Le terme « polythéisme » a, quant à lui, une histoire plus complexe puisqu’il est attesté en grec sous des formes proches dans les Suppliantes d’Eschyle et les traités de Philon d’Alexandrie avant d’être oublié jusqu’au XVIe siècle. C’est alors qu’avec la découverte des civilisations du nouveau monde, la question de la définition de ces cultures plurielles étrangères s’imposent à nouveau sous la plume de Jean Bodin et de Guillaume Budé. Ce dernier est d’ailleurs l’un des pères fondateurs du Collège de France où Vinciane Pirenne-Delforge a donné les leçons qui ont inspiré ce livre. Il y a donc bien une filiation dans cette modalité d’étude des religions depuis la Renaissance. Les Lumières font intervenir une notion de progrès qui suppose le polythéisme comme une phase historique qui devra laisser la place au monothéisme. Puis, au XIXe siècle, l’idée de progrès est remplacée par l’idée d’évolution sur un mode Darwinien où le polythéisme a échoué dans sa survie face au monothéisme plus virulent. Enfin, comme l’auteur nous le montrait en introduction, c’est au XXe siècle que l’étude du polythéisme pour lui-même se met en place avec une pensée anthropologique à laquelle ce livre appartient.

Le terme « polythéisme » se redéfinit donc au cours de l’histoire de son usage mais il demeure lié aux religions et aux cultures plurielles. Vinciane Pirenne-Delforge nous incite alors à penser cette pluralité au-delà du cadre normatif des dieux au pluriel. Parler de polythéisme, c’est aussi reconnaître la pluralité des pratiques, des cultes, des panthéons voir des cités et des dialectes. Toujours dans sa volonté de demeurer dans les limites méthodologiques de la source antique (et ici plus précisément des Enquêtes d’Hérodote), l’auteur ne se permet pas de digression pour expliquer la cause du lien entre la pluralité du monde divin grec et la pluralité inhérente aux sociétés helléniques. Nous le regrettons car, tout en le notant et en montrant l’évidence de cette pluralité omniprésente, elle ne cherche pas à résoudre cette question. Par ailleurs, en parlant de la résurgence du terme « polythéisme » en Occident lors de la découverte du Nouveau Monde, l’auteur indiquait en négatif une ouverture possible sur le comparatisme, ce qu’elle s’est à nouveau refusée de faire.

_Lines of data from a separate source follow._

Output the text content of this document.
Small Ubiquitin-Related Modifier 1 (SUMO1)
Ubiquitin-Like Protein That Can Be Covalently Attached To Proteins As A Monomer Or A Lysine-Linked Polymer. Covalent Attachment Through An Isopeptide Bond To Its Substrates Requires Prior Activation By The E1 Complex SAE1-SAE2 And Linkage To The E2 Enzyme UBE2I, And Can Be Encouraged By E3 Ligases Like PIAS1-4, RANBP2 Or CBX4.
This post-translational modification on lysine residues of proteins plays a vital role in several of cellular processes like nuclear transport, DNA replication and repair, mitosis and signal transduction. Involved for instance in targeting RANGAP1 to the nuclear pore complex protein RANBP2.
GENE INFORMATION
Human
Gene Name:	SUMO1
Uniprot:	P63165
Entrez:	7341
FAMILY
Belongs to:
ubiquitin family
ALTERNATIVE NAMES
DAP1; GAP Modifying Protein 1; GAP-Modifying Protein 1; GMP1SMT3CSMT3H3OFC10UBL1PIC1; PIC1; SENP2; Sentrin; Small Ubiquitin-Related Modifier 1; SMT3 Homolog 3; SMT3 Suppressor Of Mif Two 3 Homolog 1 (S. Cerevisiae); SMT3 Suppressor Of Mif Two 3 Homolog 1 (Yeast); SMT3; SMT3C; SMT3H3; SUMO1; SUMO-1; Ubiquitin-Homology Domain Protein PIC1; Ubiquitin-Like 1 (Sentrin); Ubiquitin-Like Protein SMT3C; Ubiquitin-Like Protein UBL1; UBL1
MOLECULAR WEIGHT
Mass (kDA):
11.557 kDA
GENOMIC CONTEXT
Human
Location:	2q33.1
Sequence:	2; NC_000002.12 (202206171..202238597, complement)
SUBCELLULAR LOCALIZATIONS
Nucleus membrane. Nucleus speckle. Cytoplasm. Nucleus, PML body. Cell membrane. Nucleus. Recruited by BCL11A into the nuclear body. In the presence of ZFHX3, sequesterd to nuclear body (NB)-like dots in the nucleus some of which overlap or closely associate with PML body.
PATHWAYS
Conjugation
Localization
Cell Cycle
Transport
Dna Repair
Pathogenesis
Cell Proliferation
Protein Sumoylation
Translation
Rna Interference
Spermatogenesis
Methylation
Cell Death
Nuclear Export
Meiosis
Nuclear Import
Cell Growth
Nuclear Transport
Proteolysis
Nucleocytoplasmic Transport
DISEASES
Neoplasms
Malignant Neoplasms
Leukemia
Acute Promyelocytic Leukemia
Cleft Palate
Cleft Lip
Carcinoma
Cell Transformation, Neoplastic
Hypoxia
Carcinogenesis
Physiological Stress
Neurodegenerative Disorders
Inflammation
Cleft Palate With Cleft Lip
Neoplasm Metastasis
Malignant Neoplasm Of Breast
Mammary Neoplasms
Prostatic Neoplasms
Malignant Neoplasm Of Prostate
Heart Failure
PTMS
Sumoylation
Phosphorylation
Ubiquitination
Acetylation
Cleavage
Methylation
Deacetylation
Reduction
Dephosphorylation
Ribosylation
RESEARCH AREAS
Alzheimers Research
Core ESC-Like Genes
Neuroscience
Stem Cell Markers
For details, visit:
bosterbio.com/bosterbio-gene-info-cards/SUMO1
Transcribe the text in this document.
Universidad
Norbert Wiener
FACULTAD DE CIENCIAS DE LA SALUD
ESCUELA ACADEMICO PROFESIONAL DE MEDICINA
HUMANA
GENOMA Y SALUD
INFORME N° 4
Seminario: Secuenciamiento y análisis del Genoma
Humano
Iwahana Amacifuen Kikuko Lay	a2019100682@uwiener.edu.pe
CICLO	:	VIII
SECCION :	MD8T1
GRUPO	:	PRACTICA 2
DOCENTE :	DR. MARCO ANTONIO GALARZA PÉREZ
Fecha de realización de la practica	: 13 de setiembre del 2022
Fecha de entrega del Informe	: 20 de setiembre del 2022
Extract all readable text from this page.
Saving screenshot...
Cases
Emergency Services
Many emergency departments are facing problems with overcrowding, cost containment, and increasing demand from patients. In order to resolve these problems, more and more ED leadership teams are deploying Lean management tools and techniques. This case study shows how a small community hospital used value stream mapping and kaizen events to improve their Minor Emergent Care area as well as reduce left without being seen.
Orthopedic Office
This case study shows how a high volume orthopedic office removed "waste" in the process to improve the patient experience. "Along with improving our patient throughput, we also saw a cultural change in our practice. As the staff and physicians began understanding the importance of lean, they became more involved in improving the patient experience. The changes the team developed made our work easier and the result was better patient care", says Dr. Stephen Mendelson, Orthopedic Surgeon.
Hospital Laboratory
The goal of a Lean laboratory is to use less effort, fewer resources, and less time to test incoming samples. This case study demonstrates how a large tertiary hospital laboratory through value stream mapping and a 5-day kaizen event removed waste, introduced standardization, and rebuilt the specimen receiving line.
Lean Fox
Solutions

Enfin, Vinciane Pirenne-Delforge propose une définition du terme « religion » : « La Religion est une institution qui régit, selon des modèles culturels, les relations avec la sphère suprahumaine dont cette culture postule l’existence ». Mais cette définition fait fi de l’aspect spirituel et mystique du phénomène religieux pour le cantonner à un cadre institutionnel. Certes, cela peut être pertinent dans une étude d’anthropologie historique mais cela exclue d’emblée une quelconque portée individuelle de la religiosité. Le risque est alors de tomber dans un argument circulaire où l’aspect individuel de la spiritualité antique est nié à cause de la définition donnée au départ du terme.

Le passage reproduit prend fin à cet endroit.